Точно бы все было у Александра и Бориса, что отличает подлинных княжичей: к отцу-князю почтительны, перед людьми властны, разумеют книжную премудрость, с детства приучены к ратным потехам. Но чего-то не хватало княжичам. Не видно было в них душевной твердости, как будто монахи-книжники Богоявленского монастыря, в котором Александр и Борис провели детские годы, размягчили души их, яко воск, низвели с княжеской высоты до будничной серости боярских детей, привыкших не заглядывать дальше своей вотчинной межи и покорно следовать за чужим конем.

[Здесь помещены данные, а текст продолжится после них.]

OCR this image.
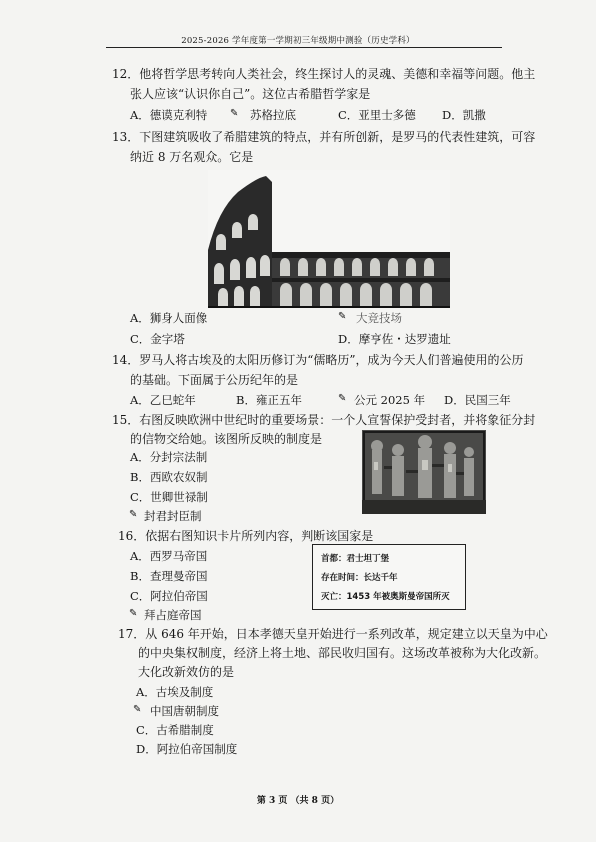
2025-2026 学年度第一学期初三年级期中测验（历史学科）
12．他将哲学思考转向人类社会，终生探讨人的灵魂、美德和幸福等问题。他主
张人应该“认识你自己”。这位古希腊哲学家是
A．德谟克利特 ✎ 苏格拉底	C．亚里士多德 D．凯撒
13．下图建筑吸收了希腊建筑的特点，并有所创新，是罗马的代表性建筑，可容
纳近 8 万名观众。它是
A．狮身人面像	✎ 大竞技场
C．金字塔	D．摩亨佐・达罗遗址
14．罗马人将古埃及的太阳历修订为“儒略历”，成为今天人们普遍使用的公历
的基础。下面属于公历纪年的是
A．乙巳蛇年	B．雍正五年	✎ 公元 2025 年 D．民国三年
15．右图反映欧洲中世纪时的重要场景：一个人宣誓保护受封者，并将象征分封
的信物交给她。该图所反映的制度是
A．分封宗法制
B．西欧农奴制
C．世卿世禄制
✎ 封君封臣制
16．依据右图知识卡片所列内容，判断该国家是
A．西罗马帝国
B．查理曼帝国
C．阿拉伯帝国
✎ 拜占庭帝国
首都：君士坦丁堡
存在时间：长达千年
灭亡：1453 年被奥斯曼帝国所灭
17．从 646 年开始，日本孝德天皇开始进行一系列改革，规定建立以天皇为中心
的中央集权制度，经济上将土地、部民收归国有。这场改革被称为大化改新。
大化改新效仿的是
A．古埃及制度
✎ 中国唐朝制度
C．古希腊制度
D．阿拉伯帝国制度
第 3 页 （共 8 页）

Напрасными были запоздалые беседы Даниила со средними сыновьями. Не приоткрывали душу Александр и Борис, почтительно соглашались со всем, что говорил отец, но отвечали не по собственному разумению, а лишь угадывая, что он хотел бы услышать от них. Ни разу глаза Александра и Бориса не загорались достойной обидой, хотя Даниил порой намеренно говорил им оскорбительные слова. Смиренны и уважительны сыновья, но — не более того. С чем выйдут они в самостоятельное плавание?[57]
Младший сын Иван… С ним — еще сложнее…
Иван вышел обличьем не в отца, а в мать Ксению: невысокий, плотный, лицо круглое, улыбчивое. А вот глаза у Ивана были совсем не такие, как у княгини Ксении. Не добрые, а колючие, прищуренные, подозрительные были у княжича Ивана глаза.
Княжич Иван сызмалетства был признанным любимцем боярина Протасий Воронца, его выучеником. Чего особенного усмотрел боярин в младенце, если приблизил его к себе чуть не с пеленок? Этого Даниил не знал, но что-то, несомненно, было, было!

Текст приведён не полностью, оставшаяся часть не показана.